4. Le requérant soutient que la décision portant refus de titre de séjour opposée par la préfète d'Indre-et-Loire méconnaît les dispositions précitées de l'article L. 435-1 du code de l'entrée et du séjour des étrangers et du droit d'asile dès lors que, présent sur le territoire français depuis plus de cinq ans à la date de la décision attaquée, il a démontré une réelle volonté d'intégration tout comme son épouse avec laquelle il a eu un enfant né en novembre 2018. Toutefois si l'ancienneté de son séjour n'est pas contestée, elle résulte aussi du fait qu'il n'a pas déféré à une précédente mesure d'éloignement. Par ailleurs, s'il justifie d'une communauté de vie avec son épouse, il ressort des pièces du dossier que cette dernière est elle-même en situation irrégulière. Enfin, si la fille du couple est scolarisée en école maternelle, il ne ressort pas des pièces du dossier qu'elle ne pourrait pas suivre une scolarité normale en Géorgie, pays dont elle détient la nationalité. Dès lors, alors que M. F se borne à produire une promesse d'embauche établie le 25 octobre 2023, soit postérieurement à la date de la décision attaquée, par le gérant d'un garage de Joué-lès-Tours pour justifier de son intégration au sein de la société française, par ces seuls éléments, le requérant n'établit pas l'existence de motifs exceptionnels ou de circonstances humanitaires au sens des dispositions précitées de l'article L. 435-1 du code de l'entrée et du séjour des étrangers et du droit d'asile et partant, l'erreur manifeste d'appréciation dont serait entachée la décision portant refus de titre de séjour n'est pas établie. Par suite, le moyen doit être écarté.

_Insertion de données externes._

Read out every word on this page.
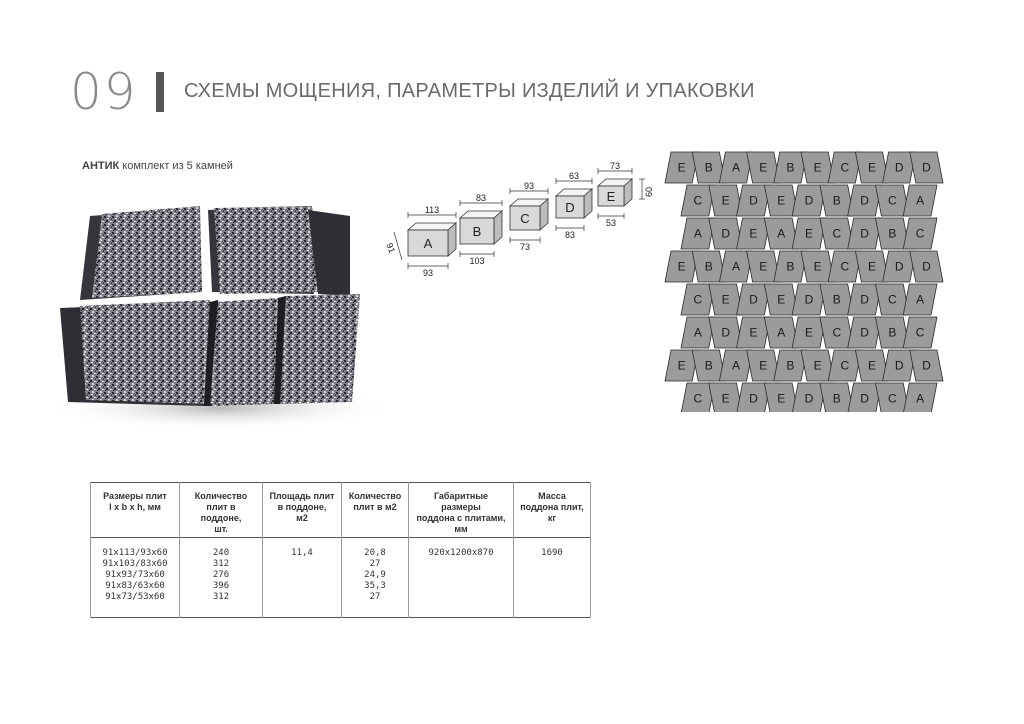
09 СХЕМЫ МОЩЕНИЯ, ПАРАМЕТРЫ ИЗДЕЛИЙ И УПАКОВКИ
АНТИК комплект из 5 камней
A
113
93
B
83
103
C
93
73
D
63
83
E
73
53
91
60
E B A E B E C E D D
C E D E D B D C A
A D E A E C D B C
E B A E B E C E D D
C E D E D B D C A
A D E A E C D B C
E B A E B E C E D D
C E D E D B D C A
Размеры плит
l x b x h, мм	Количество
плит в поддоне,
шт.	Площадь плит
в поддоне,
м2	Количество
плит в м2	Габаритные размеры
поддона с плитами,
мм	Масса
поддона плит,
кг

91x113/93x60
91x103/83x60
91x93/73x60
91x83/63x60
91x73/53x60	240
312
276
396
312	11,4	20,8
27
24,9
35,3
27	920x1200x870	1690
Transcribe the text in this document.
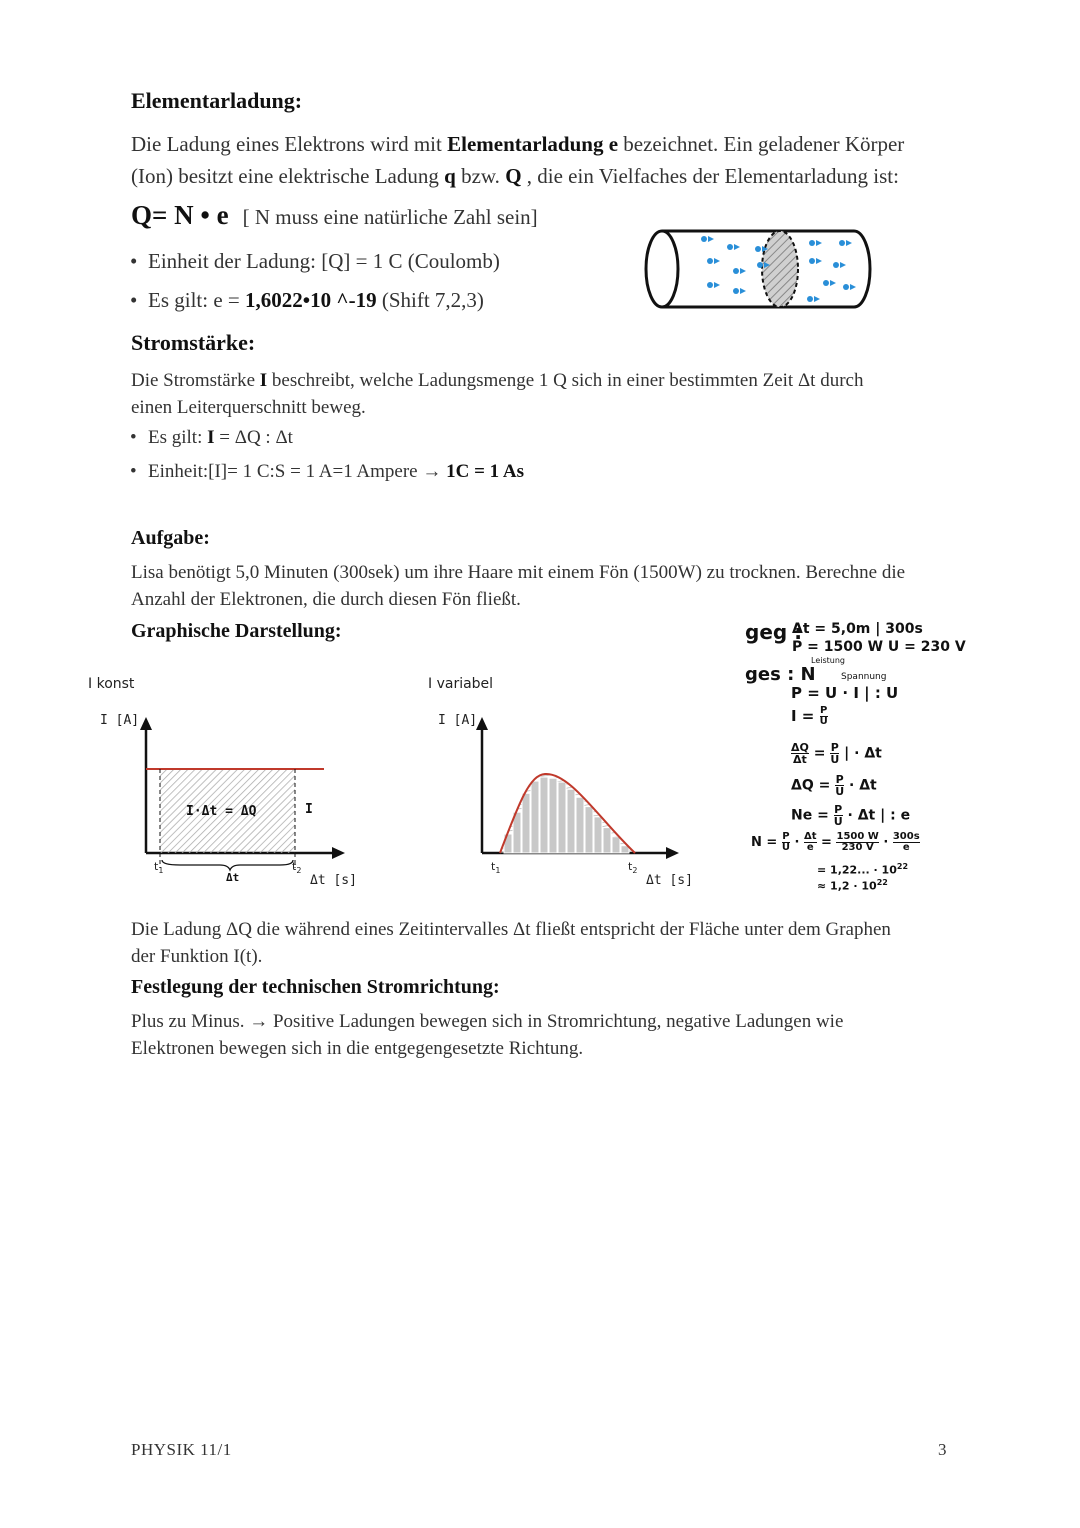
Elementarladung:
Die Ladung eines Elektrons wird mit Elementarladung e bezeichnet. Ein geladener Körper
(Ion) besitzt eine elektrische Ladung q bzw. Q , die ein Vielfaches der Elementarladung ist:
Q= N • e [ N muss eine natürliche Zahl sein]
• Einheit der Ladung: [Q] = 1 C (Coulomb)
• Es gilt: e = 1,6022•10 ^-19 (Shift 7,2,3)
Stromstärke:
Die Stromstärke I beschreibt, welche Ladungsmenge 1 Q sich in einer bestimmten Zeit Δt durch
einen Leiterquerschnitt beweg.
• Es gilt: I = ΔQ : Δt
• Einheit:[I]= 1 C:S = 1 A=1 Ampere → 1C = 1 As
Aufgabe:
Lisa benötigt 5,0 Minuten (300sek) um ihre Haare mit einem Fön (1500W) zu trocknen. Berechne die
Anzahl der Elektronen, die durch diesen Fön fließt.
Graphische Darstellung:
I konst
I [A]
I·Δt = ΔQ	I
$t_1$	$t_2$
Δt	Δt [s]
I variabel
I [A]
$t_1$	$t_2$
Δt [s]
geg :
Δt = 5,0m | 300s
P = 1500 W U = 230 V
Leistung
ges : N	Spannung
P = U · I | : U
$I = \frac{P}{U}$
$\frac{\Delta Q}{\Delta t} = \frac{P}{U}$ | · Δt
$\Delta Q = \frac{P}{U} \cdot \Delta t$
$Ne = \frac{P}{U} \cdot \Delta t$ | : e
$N = \frac{P}{U} \cdot \frac{\Delta t}{e} = \frac{1500 W}{230 V} \cdot \frac{300s}{e}$
= 1,22... · $10^{22}$
≈ $1,2 \cdot 10^{22}$
Die Ladung ΔQ die während eines Zeitintervalles Δt fließt entspricht der Fläche unter dem Graphen
der Funktion I(t).
Festlegung der technischen Stromrichtung:
Plus zu Minus. → Positive Ladungen bewegen sich in Stromrichtung, negative Ladungen wie
Elektronen bewegen sich in die entgegengesetzte Richtung.
PHYSIK 11/1	3
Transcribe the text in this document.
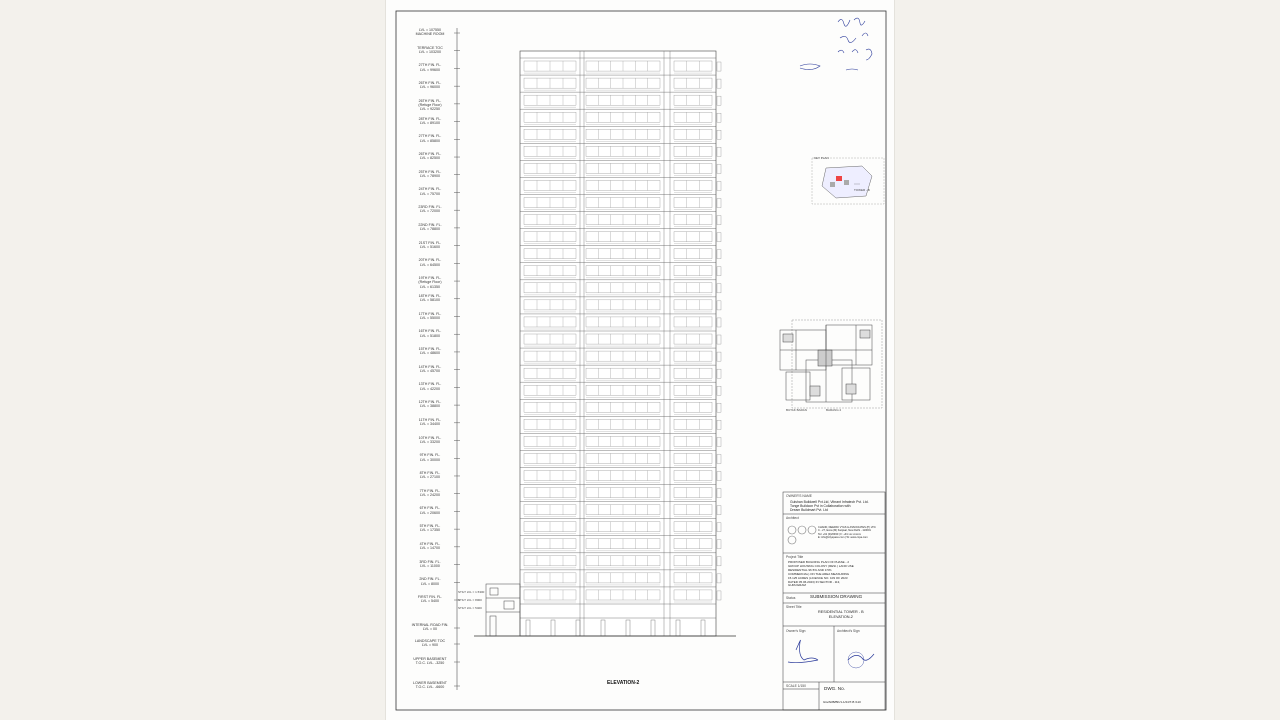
LVL = 107550
MACHINE ROOM
TERRACE TOC
LVL = 103200
27TH FIN. FL.
LVL = 99600
26TH FIN. FL.
LVL = 96000
26TH FIN. FL.
(Refuge Floor)
LVL = 92250
28TH FIN. FL.
LVL = 89100
27TH FIN. FL.
LVL = 85800
26TH FIN. FL.
LVL = 82500
25TH FIN. FL.
LVL = 78900
24TH FIN. FL.
LVL = 75700
23RD FIN. FL.
LVL = 72000
22ND FIN. FL.
LVL = 78800
21ST FIN. FL.
LVL = 51600
20TH FIN. FL.
LVL = 64500
19TH FIN. FL.
(Refuge Floor)
LVL = 61350
18TH FIN. FL.
LVL = 58100
17TH FIN. FL.
LVL = 55000
16TH FIN. FL.
LVL = 51800
15TH FIN. FL.
LVL = 48600
14TH FIN. FL.
LVL = 45700
13TH FIN. FL.
LVL = 42200
12TH FIN. FL.
LVL = 38800
11TH FIN. FL.
LVL = 34400
10TH FIN. FL.
LVL = 33200
9TH FIN. FL.
LVL = 30000
8TH FIN. FL.
LVL = 27100
7TH FIN. FL.
LVL = 24200
6TH FIN. FL.
LVL = 20600
5TH FIN. FL.
LVL = 17350
4TH FIN. FL.
LVL = 14700
3RD FIN. FL.
LVL = 11000
2ND FIN. FL.
LVL = 8000
FIRST FIN. FL.
LVL = 5400
INTERNAL ROAD FIN.
LVL = 00
LANDSCAPE TOC
LVL = 900
UPPER BASEMENT
T.O.C. LVL. -3250
LOWER BASEMENT
T.O.C. LVL. -6600
ELEVATION-2
KEY PLAN
TOWER - B
BUTAK BARAN	BARANG 2
STILT LVL = 1.5300
STILT LVL = 8000
STILT LVL = 5400
OWNER'S NAME
Gulshan Buildwell Pvt.Ltd, Vibrant Infratech Pvt. Ltd.
Tonge Buildcon Pvt in Collaboration with
Dream Buildmart Pvt. Ltd
Architect
CHAND, DEEPAK VYAS & ASSOCIATES (P) LTD.
C - 27, Ecoa (M) Kanjwal, New Delhi - 110001
Tel: +91 (0)20930 | F: +91 xxx xxxxxx
E: info@cityspace.com | W: www.ccpa.com
Project Title
PROPOSED BUILDING PLAN OF PHASE - 2
GROUP HOUSING COLONY (RESI.) LAND USE
RESIDENTIAL 96.5% AND 3.5%
COMMERCIAL) ON THE AREA MEASURING
15.125 ACRES (LICENCE NO. 109 OF 2023
DATED 05.06.2023) IN SECTOR - 113,
GURUGRAM
Status	SUBMISSION DRAWING
Sheet Title
RESIDENTIAL TOWER - B
ELEVATION-2
Owner's Sign	Architect's Sign
SCALE 1/150	DWG. No.
GG/ARB/BK/1-1/24/T-B /110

Sur les conclusions à fin d'annulation de la décision portant obligation de quitter le territoire français :
5. Aux termes de l'article 8 de la convention européenne de sauvegarde des droits de l'homme et des libertés fondamentales : " 1. Toute personne a droit au respect de sa vie privée et familiale, de son domicile et de sa correspondance. / 2. Il ne peut y avoir ingérence d'une autorité publique dans l'exercice de ce droit que pour autant que cette ingérence est prévue par la loi et qu'elle constitue une mesure qui, dans une société démocratique, est nécessaire à la sécurité nationale, à la sûreté publique, au bien-être économique du pays, à la défense de l'ordre et à la prévention des infractions pénales, à la protection de la santé ou de la morale, ou à la protection des droits et libertés d'autrui ".
6. D'une part, il ne ressort pas des pièces du dossier que M. F ait noué des liens particulièrement forts en France et d'autre part, il n'établit pas que la cellule familiale qu'il forme avec son épouse - dont il n'est pas contesté qu'elle est elle-même en situation irrégulière -, et sa fille, toutes deux de nationalité géorgienne, ne pourrait se reconstituer en Géorgie. Dès lors, alors qu'il n'établit pas être dépourvu de toute attache dans son pays d'origine où il a vécu jusqu'à l'âge de vingt-neuf ans avant de venir sur le territoire français, le requérant n'est pas fondé à soutenir que la décision portant obligation de quitter le territoire français porterait à son droit au respect de sa vie privée et familiale une atteinte disproportionnée au regard des buts poursuivis et méconnaîtrait, par suite, les stipulations de l'article 8 de la convention européenne de sauvegarde des droits de l'homme et des libertés fondamentales. Eu égard aux mêmes éléments, le moyen tiré de l'erreur manifeste d'appréciation des conséquences que la décision emporte sur sa situation personnelle doit être écarté.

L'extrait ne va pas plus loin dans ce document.